Every answer currently responding to this question tells you that the O(1) means constant time (whatever it happens to measuring; could be runtime, number of operations, etc.). This is not accurate.

To say that runtime is O(1) means that there is a constant c such that the runtime is bounded above by c, independent of the input. For example, returning the first element of an array of n integers is O(1):

int firstElement(int *a, int n) {
    return a[0];
}

But this function is O(1) too:

int identity(int i) {
    if(i == 0) {
        sleep(60 * 60 * 24 * 365);
    }
    return i;
}

The runtime here is bounded above by 1 year, but most of the time the runtime is on the order of nanoseconds.

To say that runtime is O(n) means that there is a constant c such that the runtime is bounded above by c * n, where n measures the size of the input. For example, finding the number of occurrences of a particular integer in an unsorted array of n integers by the following algorithm is O(n):

int count(int *a, int n, int item) {
    int c = 0;
    for(int i = 0; i < n; i++) {
        if(a[i] == item) c++;
    }
    return c;
}

This is because we have to iterate through the array inspecting each element one at a time.


O(1) always execute in the same time regardless of dataset n. An example of O(1) would be an ArrayList accessing its element with index.

O(n) also known as Linear Order, the performance will grow linearly and in direct proportion to the size of the input data. An example of O(n) would be an ArrayList insertion and deletion at random position. As each subsequent insertion/deletion at random position will cause the elements in the ArrayList to shift left right of its internal array in order to maintain its linear structure, not to mention about the creation of a new arrays and the copying of elements from the old to new array which takes up expensive processing time hence, detriment the performance.

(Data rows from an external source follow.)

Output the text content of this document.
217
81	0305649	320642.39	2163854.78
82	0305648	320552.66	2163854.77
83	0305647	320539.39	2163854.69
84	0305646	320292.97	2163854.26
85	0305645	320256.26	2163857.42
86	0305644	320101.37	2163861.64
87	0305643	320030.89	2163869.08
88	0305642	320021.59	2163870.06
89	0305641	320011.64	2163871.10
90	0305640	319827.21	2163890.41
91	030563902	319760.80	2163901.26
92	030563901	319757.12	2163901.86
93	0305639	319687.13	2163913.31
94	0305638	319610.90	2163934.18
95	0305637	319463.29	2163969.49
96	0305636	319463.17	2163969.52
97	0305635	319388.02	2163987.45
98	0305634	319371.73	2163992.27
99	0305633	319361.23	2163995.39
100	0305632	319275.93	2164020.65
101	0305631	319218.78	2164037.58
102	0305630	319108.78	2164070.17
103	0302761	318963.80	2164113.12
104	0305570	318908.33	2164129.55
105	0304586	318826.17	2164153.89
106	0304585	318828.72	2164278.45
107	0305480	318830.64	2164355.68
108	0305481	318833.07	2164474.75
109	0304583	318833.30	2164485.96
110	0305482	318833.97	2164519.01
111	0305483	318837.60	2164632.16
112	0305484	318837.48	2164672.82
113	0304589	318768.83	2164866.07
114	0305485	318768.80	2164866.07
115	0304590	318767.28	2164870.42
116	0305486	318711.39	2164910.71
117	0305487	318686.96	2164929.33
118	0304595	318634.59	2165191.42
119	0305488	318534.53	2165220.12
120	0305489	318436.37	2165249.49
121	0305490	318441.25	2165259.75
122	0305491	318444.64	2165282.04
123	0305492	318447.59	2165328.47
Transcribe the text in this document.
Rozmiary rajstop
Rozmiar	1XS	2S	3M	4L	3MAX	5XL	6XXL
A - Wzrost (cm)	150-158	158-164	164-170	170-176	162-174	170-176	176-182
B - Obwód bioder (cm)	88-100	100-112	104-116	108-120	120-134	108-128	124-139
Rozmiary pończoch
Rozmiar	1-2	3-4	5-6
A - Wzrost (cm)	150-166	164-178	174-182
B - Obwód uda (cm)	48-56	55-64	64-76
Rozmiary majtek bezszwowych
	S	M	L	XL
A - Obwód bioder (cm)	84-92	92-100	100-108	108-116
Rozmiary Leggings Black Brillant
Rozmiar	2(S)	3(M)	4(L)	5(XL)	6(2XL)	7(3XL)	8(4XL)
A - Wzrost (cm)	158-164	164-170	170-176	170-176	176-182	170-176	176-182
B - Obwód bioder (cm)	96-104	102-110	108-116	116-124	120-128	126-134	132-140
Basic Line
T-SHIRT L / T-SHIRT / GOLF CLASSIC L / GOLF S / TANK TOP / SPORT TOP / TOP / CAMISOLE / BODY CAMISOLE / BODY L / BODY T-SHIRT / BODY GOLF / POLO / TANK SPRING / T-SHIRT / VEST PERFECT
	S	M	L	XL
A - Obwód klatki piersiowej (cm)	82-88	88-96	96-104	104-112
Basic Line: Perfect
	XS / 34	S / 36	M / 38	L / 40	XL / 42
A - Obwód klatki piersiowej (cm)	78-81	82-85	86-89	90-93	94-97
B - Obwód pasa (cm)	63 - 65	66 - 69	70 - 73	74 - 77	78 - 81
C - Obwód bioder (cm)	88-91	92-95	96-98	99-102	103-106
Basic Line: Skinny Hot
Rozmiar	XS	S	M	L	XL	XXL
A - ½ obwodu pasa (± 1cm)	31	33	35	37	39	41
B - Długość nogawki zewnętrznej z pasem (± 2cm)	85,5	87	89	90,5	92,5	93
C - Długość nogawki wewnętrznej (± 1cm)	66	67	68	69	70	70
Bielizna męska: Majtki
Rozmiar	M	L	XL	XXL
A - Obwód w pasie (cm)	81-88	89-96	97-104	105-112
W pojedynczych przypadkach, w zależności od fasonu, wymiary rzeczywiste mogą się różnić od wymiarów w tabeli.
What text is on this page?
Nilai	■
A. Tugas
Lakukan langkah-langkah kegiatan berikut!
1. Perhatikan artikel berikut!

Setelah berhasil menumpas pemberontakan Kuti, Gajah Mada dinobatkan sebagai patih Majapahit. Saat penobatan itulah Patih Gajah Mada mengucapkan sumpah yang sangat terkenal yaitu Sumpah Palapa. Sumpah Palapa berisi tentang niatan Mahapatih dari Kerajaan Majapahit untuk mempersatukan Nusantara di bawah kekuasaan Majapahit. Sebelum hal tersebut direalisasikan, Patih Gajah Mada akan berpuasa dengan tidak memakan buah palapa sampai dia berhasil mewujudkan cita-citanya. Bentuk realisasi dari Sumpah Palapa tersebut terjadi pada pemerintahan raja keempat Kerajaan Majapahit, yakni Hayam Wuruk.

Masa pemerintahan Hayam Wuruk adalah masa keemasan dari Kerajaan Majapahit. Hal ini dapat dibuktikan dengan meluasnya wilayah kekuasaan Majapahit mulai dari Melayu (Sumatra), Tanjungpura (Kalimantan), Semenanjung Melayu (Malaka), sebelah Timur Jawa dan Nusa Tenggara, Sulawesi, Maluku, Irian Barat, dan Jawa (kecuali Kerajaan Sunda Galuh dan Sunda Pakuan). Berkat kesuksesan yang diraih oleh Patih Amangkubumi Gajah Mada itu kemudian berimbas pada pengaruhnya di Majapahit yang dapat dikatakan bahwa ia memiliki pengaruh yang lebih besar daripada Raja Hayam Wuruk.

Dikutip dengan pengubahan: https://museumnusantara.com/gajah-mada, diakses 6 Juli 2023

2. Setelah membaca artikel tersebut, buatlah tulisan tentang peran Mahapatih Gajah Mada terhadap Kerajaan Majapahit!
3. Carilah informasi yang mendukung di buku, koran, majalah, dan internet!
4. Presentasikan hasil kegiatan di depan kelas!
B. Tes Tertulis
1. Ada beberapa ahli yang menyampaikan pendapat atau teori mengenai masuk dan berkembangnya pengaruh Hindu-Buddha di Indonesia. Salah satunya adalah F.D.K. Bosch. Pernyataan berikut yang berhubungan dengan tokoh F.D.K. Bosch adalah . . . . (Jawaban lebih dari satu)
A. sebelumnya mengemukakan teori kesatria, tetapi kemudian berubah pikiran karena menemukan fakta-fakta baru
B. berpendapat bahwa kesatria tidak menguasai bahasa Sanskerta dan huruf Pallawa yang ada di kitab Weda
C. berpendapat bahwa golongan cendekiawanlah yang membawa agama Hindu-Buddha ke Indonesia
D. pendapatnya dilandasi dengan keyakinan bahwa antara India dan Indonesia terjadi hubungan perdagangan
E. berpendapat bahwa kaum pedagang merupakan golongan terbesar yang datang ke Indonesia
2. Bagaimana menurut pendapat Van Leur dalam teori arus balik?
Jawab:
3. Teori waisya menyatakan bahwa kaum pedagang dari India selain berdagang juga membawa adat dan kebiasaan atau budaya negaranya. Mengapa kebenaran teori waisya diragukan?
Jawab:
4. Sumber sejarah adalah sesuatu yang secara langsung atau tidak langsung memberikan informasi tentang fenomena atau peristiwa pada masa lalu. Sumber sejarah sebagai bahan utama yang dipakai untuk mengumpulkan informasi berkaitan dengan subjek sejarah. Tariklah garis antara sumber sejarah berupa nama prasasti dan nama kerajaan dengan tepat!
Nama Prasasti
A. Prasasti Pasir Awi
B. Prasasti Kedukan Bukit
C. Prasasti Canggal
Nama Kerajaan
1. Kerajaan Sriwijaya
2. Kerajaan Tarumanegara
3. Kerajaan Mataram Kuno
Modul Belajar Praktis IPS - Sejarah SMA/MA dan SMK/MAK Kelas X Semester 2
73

Introduction to Algorithms: Second Edition by Cormen, Leiserson, Rivest & Stein says on page 44 that

Since any constant is a degree-0 polynomial, we can express any constant function as Theta(n^0), or Theta(1). This latter notation is a minor abuse, however, because it is not clear what variable is tending to infinity. We shall often use the notation Theta(1) to mean either a constant or a constant function with respect to some variable. ... We denote by O(g(n))... the set of functions f(n) such that there exist positive constants c and n0 such that 0 <= f(n) <= c*g(n) for all n >= n0. ... Note that f(n) = Theta(g(n)) implies f(n) = O(g(n)), since Theta notation is stronger than O notation.

If an algorithm runs in O(1) time, it means that asymptotically doesn't depend upon any variable, meaning that there exists at least one positive constant that when multiplied by one is greater than the asymptotic complexity (~runtime) of the function for values of n above a certain amount. Technically, it's O(n^0) time.